Since acquiring Pat Neshek on July 26, the Colorado Rockies are just 11-13. They’ve stumbled through a fairly easy part of their schedule, largely because of an offense that—outside of a couple of MVP candidates and a handful of others—has failed to get going.
It could be argued that the team didn’t do enough at the deadline to improve its chances. The Rockies sorely lack consistent corner outfield production and depth issues in the bullpen have been brought to light with the recent meltdowns from closer Greg Holland.
The two players the Rockies did acquire at the deadline only enhance the feeling that more could have been done, but not in the way one might think. Neshek and Jonathan Lucroy, to this point, have proven to be strong acquisitions, leaving one to wonder whether Colorado general manager Jeff Bridich could’ve used his magic touch to add a couple more players to that category.
At any rate, the Rockies’ 24-game stretch can’t be blamed on the new guys. Neshek, acquired from the Philadelphia Phillies in exchange for a prospect package led by top-20 PuRP Jose Gomez, has yet to walk a batter in 13 appearances while racking up 11 strikeouts. Neshek has given up a few more hits (12 in 9 1⁄3 innings) than he’d like, but his FIP sits at just 2.17—well below his 3.86 ERA—and the .379 BABIP he’s allowed is likely to go down, as evidenced by hitters’ well-below-average line drive and hard-hit rates against him.
Lucroy, a two-time All Star picked up by the Rockies on July 30 for a player to be named later who turned out to be top-15 PuRP Pedro Gonzalez, has given a much-needed boost to the offensive black hole that was the catching position. Prior to Lucroy’s arrival, Rockies backstops were quite easily the worst in the National League at the plate, posting a wRC+ in the low 40s. In 65 plate appearances, Lucroy has been markedly better, producing a 116 wRC+ on the back of a .294/.431/.431 batting line and more walks (13) than strikeouts (nine).

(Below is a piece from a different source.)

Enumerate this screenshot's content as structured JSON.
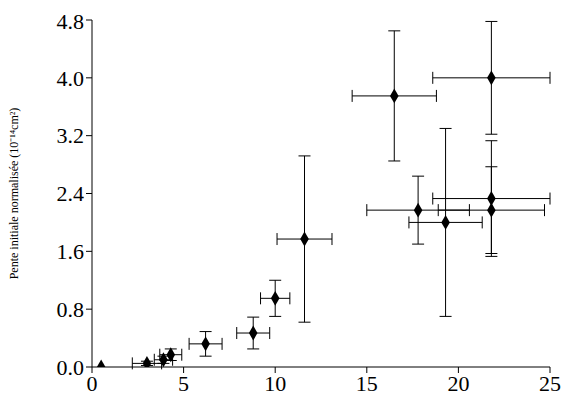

Defensively, though, Lucroy is still lagging behind, which maybe helps paint the picture of part of the Rockies’ struggles since his acquisition. He’s in the negative in terms of Defensive Runs Saved since joining the Rox and has been exactly as poor of a framer with Colorado as he was with Texas, according to Baseball Prospectus’ pitch framing metrics. However, since none of the other catchers on staff were giving the Rockies a positive contribution in that area either, it’s likely that Lucroy’s offense alone has been a net gain for the team; in fact his 0.5 fWAR, which far exceeds the -0.7 fWAR put up by the rest of the group, all but confirms that assessment.
Sitting at 69-58 and 3 1⁄2 games in front of the Milwaukee Brewers for the second NL Wild Card spot, the Rockies are in good shape—especially when looking at FanGraphs’ playoff odds, which currently have Colorado at 75 percent—to reach the postseason. Though perhaps more could have been done to give the Rockies the best chance of winning the Wild Card game and competing in the Division Series, the additions of Neshek and Lucroy have, to this point, ensured a larger August free fall hasn’t taken place.